Although health consciousness has increased in priority, those strongly attempting to watch their weight and limit their fat intake is down slightly from 33% to 29% in 2005, driven mostly by those who have abandoned low-carbohydrate diets. Nonetheless, watching weight and limiting fat remain the top nutritional concerns, followed by monitoring sugar intake at 26%, limiting calorie intake at 22% and limiting trans fatty acid intake at 21%. Limiting carbohydrate intake fell to 18% from 23% in 2004.
Finding healthy meal choices away from home remains one of the most challenging issues for consumers, however, as 44% strongly agreed they would order healthy items more often away from home if more appealing choices were available, up from 41% in 2004.
Since 2004, Aramark has introduced several programs and user-friendly tools to strengthen its healthier eating message. The latest offering is the Nutritional DiningStyles Calculator, an online guide that allows consumers to learn their own Nutritional DiningStyle by answering a few questions and then provides nutritional education and guidance for each.
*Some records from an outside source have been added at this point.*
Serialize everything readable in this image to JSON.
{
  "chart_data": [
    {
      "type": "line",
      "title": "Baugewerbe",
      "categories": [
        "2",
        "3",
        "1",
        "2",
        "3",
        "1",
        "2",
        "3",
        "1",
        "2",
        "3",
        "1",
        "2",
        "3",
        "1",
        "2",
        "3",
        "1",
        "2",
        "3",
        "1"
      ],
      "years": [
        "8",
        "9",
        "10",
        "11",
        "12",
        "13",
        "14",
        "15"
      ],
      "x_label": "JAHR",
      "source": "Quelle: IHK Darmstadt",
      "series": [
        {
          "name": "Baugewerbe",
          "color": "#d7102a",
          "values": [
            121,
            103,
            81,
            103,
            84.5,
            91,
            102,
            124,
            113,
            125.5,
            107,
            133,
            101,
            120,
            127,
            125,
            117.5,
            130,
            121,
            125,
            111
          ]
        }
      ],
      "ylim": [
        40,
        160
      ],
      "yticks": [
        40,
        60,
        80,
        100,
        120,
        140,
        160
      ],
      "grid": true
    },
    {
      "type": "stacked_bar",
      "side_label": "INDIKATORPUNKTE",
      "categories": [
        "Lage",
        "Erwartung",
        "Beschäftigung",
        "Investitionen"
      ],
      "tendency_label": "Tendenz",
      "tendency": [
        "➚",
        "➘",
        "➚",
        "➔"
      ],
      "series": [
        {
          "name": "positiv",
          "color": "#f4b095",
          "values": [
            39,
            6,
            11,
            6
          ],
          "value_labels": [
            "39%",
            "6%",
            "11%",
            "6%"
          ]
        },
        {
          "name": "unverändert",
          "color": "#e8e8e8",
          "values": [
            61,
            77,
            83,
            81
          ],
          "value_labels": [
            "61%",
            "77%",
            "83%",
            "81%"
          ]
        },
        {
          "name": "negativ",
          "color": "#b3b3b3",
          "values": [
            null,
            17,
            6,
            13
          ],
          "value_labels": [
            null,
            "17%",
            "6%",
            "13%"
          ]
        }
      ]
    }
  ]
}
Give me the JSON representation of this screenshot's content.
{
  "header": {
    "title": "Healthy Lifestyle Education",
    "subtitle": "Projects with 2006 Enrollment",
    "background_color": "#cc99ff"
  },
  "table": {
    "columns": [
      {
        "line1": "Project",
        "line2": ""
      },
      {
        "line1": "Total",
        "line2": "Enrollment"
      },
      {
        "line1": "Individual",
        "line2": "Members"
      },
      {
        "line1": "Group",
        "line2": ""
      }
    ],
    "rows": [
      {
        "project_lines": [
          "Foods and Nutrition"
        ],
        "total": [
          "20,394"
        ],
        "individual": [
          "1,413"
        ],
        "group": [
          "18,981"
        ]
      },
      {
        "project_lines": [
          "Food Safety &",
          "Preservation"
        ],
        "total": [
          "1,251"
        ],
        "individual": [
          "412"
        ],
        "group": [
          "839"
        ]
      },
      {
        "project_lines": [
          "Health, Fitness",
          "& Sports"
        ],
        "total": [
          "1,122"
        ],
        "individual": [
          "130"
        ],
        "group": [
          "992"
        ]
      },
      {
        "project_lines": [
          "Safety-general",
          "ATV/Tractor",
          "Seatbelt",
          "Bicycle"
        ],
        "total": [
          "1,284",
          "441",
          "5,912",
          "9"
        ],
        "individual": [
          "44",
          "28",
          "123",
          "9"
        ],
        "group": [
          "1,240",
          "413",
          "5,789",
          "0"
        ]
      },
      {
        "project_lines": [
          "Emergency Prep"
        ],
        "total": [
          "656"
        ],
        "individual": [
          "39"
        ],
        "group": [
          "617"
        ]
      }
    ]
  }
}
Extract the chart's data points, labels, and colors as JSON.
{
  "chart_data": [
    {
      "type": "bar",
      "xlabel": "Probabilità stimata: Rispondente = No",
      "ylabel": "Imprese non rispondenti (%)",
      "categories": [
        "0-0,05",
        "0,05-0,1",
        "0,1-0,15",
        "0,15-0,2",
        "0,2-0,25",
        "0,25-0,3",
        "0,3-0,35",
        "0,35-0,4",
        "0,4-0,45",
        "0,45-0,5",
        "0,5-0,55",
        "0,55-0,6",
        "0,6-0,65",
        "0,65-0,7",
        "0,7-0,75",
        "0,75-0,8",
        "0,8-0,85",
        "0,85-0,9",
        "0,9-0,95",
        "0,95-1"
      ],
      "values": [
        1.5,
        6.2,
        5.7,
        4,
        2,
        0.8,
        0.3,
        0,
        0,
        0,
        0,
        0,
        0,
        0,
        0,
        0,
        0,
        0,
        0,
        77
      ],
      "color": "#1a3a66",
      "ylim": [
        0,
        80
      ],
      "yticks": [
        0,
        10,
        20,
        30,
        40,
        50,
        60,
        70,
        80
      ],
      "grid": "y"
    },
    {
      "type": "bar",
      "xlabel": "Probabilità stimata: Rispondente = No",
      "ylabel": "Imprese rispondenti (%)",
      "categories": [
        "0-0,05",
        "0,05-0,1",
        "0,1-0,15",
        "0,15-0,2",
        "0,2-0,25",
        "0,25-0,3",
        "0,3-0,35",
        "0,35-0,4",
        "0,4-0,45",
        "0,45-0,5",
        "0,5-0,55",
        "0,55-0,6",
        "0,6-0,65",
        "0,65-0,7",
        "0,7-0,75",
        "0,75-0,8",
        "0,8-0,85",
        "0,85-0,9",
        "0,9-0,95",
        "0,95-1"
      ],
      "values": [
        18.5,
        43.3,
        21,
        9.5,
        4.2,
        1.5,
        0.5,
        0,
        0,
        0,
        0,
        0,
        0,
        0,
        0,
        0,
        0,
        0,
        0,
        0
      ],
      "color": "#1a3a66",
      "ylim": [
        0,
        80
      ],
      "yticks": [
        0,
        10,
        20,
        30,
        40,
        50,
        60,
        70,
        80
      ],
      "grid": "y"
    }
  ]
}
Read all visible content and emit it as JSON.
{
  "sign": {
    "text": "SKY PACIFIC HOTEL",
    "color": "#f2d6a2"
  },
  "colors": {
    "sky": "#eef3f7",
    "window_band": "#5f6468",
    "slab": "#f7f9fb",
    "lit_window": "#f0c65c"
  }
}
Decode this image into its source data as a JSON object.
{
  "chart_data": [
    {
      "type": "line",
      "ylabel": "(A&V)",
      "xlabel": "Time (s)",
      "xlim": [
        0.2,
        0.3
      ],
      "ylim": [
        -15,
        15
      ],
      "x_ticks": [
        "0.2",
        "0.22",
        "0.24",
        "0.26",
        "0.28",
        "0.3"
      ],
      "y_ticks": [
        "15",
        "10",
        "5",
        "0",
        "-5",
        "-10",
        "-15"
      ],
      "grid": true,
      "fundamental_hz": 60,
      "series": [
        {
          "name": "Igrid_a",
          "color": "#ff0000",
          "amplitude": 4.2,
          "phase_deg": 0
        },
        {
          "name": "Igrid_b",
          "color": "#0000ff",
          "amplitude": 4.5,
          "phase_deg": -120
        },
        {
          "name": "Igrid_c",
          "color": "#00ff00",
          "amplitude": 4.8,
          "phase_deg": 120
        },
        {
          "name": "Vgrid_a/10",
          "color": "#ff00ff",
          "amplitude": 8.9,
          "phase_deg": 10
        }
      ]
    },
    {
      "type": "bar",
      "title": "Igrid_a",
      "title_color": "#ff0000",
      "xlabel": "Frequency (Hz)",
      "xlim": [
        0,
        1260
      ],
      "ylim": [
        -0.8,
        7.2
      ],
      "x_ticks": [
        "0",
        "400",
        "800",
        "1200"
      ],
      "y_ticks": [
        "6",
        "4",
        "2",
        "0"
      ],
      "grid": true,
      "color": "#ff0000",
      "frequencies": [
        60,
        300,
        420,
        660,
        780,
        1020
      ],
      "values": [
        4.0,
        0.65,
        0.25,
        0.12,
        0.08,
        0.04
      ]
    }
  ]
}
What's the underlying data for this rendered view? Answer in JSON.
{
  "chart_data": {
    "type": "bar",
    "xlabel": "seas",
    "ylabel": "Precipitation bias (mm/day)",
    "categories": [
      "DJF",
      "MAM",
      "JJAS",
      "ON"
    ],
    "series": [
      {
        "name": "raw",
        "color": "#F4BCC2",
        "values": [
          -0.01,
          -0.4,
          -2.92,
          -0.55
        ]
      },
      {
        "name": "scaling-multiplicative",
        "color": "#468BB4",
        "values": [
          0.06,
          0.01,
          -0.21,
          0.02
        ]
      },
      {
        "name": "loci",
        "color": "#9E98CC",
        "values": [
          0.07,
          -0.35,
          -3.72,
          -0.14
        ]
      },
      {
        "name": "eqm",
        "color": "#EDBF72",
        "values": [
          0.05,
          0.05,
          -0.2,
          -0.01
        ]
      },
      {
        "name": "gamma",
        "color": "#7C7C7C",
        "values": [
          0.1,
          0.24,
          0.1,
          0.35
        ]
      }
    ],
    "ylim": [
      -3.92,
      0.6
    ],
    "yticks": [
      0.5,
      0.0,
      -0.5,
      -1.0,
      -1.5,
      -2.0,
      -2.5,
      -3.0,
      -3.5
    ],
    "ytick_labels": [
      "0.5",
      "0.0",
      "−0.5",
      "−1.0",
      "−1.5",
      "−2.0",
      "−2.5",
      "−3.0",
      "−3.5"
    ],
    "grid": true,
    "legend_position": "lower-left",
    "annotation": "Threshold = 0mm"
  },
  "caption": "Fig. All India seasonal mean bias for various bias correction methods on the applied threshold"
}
Aramark used results of earlier DiningStyles Research to introduce the company's Just4U dining program, which features healthy menu options, including those with fewer calories, less sodium and fewer total carbs and many items labeled "low-fat," or "heart healthy." The program, which received support from the American Diabetes Association and the American Dietetic Association, started with 800 chef-tested and dietitian-approved healthier recipes, has grown to 1,300 and, by year's end, will feature more than 2,000.
The Nutritional DiningStyles research, conducted by Datassential Research and analyzed by Penn, Schoen & Berland Associates, independent research firms, consisted of 5,279 online interviews with adults aged 18 and over from across the United States. The data was weighted for age, gender, race and socio-economic status to ensure the total sample accurately reflected the U.S. adult population.